Immunoproteomics using polyclonal antibodies and stable isotope-labeled affinity-purified recombinant proteins.

The combination of immuno-based methods of detection and mass spectrometry has great potential in the field of quantitative proteomics. Here, we describe a new method (immuno-SILAC) for the absolute quantification of proteins in complex samples by polyclonal antibodies and stable isotope-labeled recombinant protein fragments to allow the affinity enrichment prior to mass spectrometry analysis and accurate quantification. 

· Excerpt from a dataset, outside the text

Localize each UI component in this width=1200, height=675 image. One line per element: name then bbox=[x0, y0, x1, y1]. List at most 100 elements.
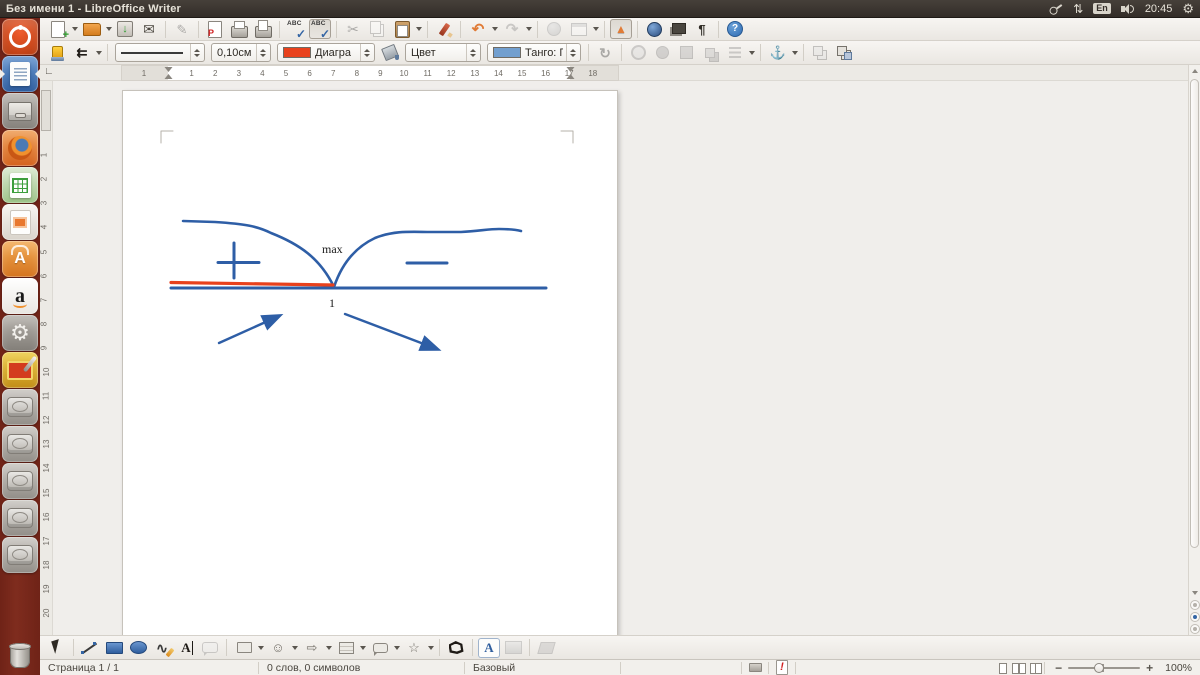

We took advantage of the resources available antibodies to the public from the Human Protein Atlas project covers more than 80% of all human protein-coding genes. Epitope mapping revealed that the majority of polyclonal antibodies recognized multiple linear epitopes, and based on these results, semi-automated method was developed for the enrichment of peptides using polyclonal antibodies immobilized on magnetic beads to protein A-coated. Swine Recombinant Proteins

 A protocol based on the arrest of more than 40 simultaneous multiplex protein targets show that about half of the antibody enriched at least one functional peptide was detected in a subsequent mass spectrometry analysis. This approach was developed further to produce quantitative data also through the addition of recombinant protein fragments standards isotope-labeled weight before trypsin digestion. Here, we show that we are able to use small amounts of antibody (50 ng per target) in this way to efficiently multiplex analysis of quantitative protein levels in human HeLa cell lysates.

 The results showed that a polyclonal antibody produced by immunizing a recombinant protein fragments can be used for the enrichment of the target peptides for mass spectrometry enables fast retrieval analysis profits from a substantial reduction in the complexity of the sample. The possibility of building a proteome-wide resource for immuno-SILAC test based on the resources publicly available antibodies discussed.

GlnA1 function acyltransferase protein characterization of purified recombinant Mycobacterium tuberculosis: Listing lighting month.

Protein Acetyltransferase (MTAase) function glutamine https://gentaur.fr/ synthetase Mycobacterium smegmatis was established earlier. In this paper, a study conducted to test the function MTAase recombinant glutamine synthetase (rGlnA1) Mycobacterium tuberculosis, which showed >> 80% similarity with M. smegmatis GlnA. The specificity MTAase some acyl derivatives of coumarin examined. The results clearly show that MTAase exhibited differential specificity for some acyloxycoumarins. 

Furthermore, MTAase also found capable of transferring propionyl and butyryl groups of propoxy and butoxy derivatives of 4-methylcoumarin. This observation is generally characterized MTAase as acyltransferase protein. MTAase GST acetylation catalyzed by 7,8-diacetoxy-4-methylcoumarin (DAMC), the model acetoxy coumarin confirmed by MALDI-TOF-MS as well as western blot analysis using polyclonal antibody lysine acetylation.